Fried a déclaré qu’il avait l’intention de soumettre une requête pour que sa cliente soit immédiatement libérée de la maison d’arrêt pour femmes Neve Tirza.
L’adjointe au maire de Jérusalem Fleur Hassan-Nahoum s’est ensuite adressée aux journalistes et a déclaré que l’interprétation de la décision de Lomp par la défense était « incroyablement cynique ».
« Ils déplorent l’ingérence de Litzman dans l’affaire, mais ensuite affirment que les seules opinions recevables sont celles dans lesquelles il est intervenu », a-t-elle dit, fustigeant davantage l’insistance de la défense à obtenir des consultations psychiatriques privées pour obtenir une évaluation de Leifer.
« Pourquoi ont-ils peur d’un panel neutre ? », s’est interrogée Hassan-Nahoum.
La décision de justice a été assez mal reçue par les victimes présumées de Leifer et par les groupes de défense des droits de l’Homme.
« Nous n’avons pas vu la justice aujourd’hui », ont déclaré trois des accusatrices de Leifer, les soeurs Dassi Ehrlich et Ellie Sapper et Nicole Meyer. Elles avaient prévu de venir en Israël pour l’audience de lundi, avant de changer d’avis.
« Cinq ans, 57 audiences et plus d’une trentaine de psychiatres ont été mobilisés pour déterminer si Malka Leifer est en mesure de comprendre les accusations retenues contre elles. Comment est-ce que cela ne suffit pas ? Combien d’autres psychiatres doivent intervenir ? Combien de souffrances émotionnelles [doit-on encore subir] ? Nous sommes vaincues mais nous n’abandonnerons pas », ont déclaré les soeurs dans un communiqué.
Le 2 septembre, Dassie Erlich avait écrit sur Facebook que « deux des trois [issues possibles ce l’audience] se traduiront par un report significatif du processus. Pour le moment, nous trois sommes mentalement et émotionnellement épuisées. Nous avons décidé de reporter notre voyage en Israël jusqu’à ce qu’il y ait davantage de certitude sur cette longue procédure ».
Dimanche, elle avait déclaré au Times of Israël qu’elle « espérait pour le mieux mais s’attendait au pire ».
L’ONG Jewish Community Watch, qui soutient les victimes d’agression sexuelles, a déclaré dans un communiqué que « la véritable décision prise par la cour aujourd’hui est qu’elle souhaite être perçue comme une honte internationale au lieu d’un système de justice qui protège les plus vulnérables ».

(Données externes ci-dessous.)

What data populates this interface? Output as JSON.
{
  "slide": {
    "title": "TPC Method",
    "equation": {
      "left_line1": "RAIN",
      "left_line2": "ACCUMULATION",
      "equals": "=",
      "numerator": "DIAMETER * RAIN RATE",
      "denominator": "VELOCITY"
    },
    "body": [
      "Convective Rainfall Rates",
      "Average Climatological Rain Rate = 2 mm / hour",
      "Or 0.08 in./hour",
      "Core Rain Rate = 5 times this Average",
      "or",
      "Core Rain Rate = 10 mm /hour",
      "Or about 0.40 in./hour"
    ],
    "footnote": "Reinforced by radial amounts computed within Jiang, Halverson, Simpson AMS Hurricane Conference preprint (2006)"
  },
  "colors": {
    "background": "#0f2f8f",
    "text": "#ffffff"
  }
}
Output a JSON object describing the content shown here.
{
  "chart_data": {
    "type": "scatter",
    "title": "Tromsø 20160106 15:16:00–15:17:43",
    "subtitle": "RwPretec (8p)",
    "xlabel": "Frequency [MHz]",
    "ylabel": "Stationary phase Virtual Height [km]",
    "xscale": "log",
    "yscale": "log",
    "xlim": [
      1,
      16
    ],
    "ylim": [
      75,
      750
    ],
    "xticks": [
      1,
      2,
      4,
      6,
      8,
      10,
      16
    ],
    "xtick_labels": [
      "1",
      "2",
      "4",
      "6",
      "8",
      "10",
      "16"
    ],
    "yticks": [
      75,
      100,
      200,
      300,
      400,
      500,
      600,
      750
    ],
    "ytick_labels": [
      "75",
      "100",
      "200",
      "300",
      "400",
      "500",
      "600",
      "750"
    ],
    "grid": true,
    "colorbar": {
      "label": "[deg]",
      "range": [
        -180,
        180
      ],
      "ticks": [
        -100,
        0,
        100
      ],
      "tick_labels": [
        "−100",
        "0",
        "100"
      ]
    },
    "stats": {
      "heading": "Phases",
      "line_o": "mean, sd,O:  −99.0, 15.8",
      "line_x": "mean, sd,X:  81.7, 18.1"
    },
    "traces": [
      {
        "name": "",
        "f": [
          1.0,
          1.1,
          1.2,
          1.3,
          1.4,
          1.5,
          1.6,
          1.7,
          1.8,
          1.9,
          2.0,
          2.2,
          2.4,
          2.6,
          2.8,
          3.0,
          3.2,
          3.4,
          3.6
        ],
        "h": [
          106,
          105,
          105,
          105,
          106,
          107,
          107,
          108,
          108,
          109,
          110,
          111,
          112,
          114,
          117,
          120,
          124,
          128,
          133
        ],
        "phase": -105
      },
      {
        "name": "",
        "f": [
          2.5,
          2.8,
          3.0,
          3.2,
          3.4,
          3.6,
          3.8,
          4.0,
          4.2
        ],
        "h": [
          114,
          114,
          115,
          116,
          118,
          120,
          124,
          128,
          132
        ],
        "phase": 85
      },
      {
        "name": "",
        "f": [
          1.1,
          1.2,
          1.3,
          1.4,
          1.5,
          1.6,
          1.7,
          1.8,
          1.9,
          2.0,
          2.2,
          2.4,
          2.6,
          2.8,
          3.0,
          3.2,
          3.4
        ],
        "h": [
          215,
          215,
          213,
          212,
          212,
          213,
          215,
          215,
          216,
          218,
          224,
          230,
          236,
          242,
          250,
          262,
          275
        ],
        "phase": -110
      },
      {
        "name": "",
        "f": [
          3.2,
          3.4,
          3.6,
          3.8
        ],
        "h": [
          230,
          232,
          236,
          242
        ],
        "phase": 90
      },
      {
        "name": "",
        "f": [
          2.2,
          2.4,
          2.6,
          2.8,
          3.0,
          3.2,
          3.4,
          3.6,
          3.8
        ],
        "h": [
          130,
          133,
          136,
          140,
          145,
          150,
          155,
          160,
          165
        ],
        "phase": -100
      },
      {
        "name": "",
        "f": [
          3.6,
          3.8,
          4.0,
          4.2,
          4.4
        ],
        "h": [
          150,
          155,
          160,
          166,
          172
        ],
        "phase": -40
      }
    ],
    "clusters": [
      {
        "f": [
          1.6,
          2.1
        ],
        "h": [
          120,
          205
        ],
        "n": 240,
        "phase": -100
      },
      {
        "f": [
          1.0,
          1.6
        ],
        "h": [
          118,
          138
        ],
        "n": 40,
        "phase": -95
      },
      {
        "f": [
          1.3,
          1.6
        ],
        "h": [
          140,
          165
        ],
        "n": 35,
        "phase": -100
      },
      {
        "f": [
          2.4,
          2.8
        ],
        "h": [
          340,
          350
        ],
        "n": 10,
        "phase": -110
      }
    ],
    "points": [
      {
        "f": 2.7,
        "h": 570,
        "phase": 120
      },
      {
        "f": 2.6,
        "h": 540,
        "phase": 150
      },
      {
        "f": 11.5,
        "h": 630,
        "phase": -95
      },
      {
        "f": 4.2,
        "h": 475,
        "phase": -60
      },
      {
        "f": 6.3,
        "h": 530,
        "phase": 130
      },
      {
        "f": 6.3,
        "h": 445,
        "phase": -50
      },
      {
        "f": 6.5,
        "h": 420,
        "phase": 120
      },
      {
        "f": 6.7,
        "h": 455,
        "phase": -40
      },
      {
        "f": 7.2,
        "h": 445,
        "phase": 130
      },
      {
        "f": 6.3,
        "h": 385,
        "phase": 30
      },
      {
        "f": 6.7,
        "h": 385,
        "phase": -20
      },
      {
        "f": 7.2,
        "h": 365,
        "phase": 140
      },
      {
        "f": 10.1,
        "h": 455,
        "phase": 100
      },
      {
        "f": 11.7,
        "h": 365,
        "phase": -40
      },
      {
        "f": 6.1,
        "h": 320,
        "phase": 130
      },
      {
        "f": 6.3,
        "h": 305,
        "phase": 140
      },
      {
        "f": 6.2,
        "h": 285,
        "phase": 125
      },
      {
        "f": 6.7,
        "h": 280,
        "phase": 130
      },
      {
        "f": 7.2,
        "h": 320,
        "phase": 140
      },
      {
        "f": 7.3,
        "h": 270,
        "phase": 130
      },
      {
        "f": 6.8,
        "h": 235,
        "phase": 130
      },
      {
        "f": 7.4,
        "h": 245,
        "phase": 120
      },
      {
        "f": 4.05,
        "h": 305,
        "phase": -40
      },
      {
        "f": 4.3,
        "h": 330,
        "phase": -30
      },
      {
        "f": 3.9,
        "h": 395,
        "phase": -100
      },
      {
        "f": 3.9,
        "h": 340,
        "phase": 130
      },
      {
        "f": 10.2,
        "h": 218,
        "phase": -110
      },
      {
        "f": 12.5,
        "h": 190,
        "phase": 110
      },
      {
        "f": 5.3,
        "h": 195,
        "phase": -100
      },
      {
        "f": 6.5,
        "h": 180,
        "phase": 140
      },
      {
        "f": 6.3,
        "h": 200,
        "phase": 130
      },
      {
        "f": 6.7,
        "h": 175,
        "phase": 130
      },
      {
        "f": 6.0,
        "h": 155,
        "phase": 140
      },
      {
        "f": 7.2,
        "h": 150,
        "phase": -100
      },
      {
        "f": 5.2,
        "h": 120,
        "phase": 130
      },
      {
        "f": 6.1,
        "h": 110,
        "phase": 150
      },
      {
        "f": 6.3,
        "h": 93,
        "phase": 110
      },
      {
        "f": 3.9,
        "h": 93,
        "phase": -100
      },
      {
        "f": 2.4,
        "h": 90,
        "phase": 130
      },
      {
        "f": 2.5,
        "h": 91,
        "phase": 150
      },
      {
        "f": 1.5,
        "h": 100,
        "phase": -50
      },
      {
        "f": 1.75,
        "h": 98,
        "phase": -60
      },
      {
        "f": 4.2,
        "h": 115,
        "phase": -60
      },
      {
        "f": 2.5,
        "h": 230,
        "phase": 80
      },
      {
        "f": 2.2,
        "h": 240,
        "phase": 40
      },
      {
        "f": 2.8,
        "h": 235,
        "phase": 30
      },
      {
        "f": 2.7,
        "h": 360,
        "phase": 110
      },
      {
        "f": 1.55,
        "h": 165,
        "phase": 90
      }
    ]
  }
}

L’affaire Leifer a été surveillée de près par la communauté juive en Australie et par le gouvernement à Canberra, qui a évoqué le sujet avec plusieurs membres du gouvernement israélien, notamment le Premier ministre Benjamin Netanyahu. Le vice-ambassadeur d’Australie Steven Yates a assisté à l’audience de lundi.
Dans un communiqué en réponse à une demande du Times of Israël, un porte-parole de l’ambassade a répondu que « le gouvernement australien continue à surveiller cette affaire de près. Si les reports répétés sont décevants, nous voulons toujours que Malka Leifer soit extradée et traduite en justice en Australie ».
En l’an 2000, Leifer avait été recrutée pour travailler à l’école ultra-orthodoxe pour filles Adass Israel à Melbourne.
Lorsque les accusations d’abus sexuels avaient émergé à son encontre, huit années plus tard, les membres du conseil d’administration de l’établissement scolaire avaient acheté à cette mère de huit enfants un billet pour Israël dans un vol de nuit pour lui permettre d’échapper à une inculpation.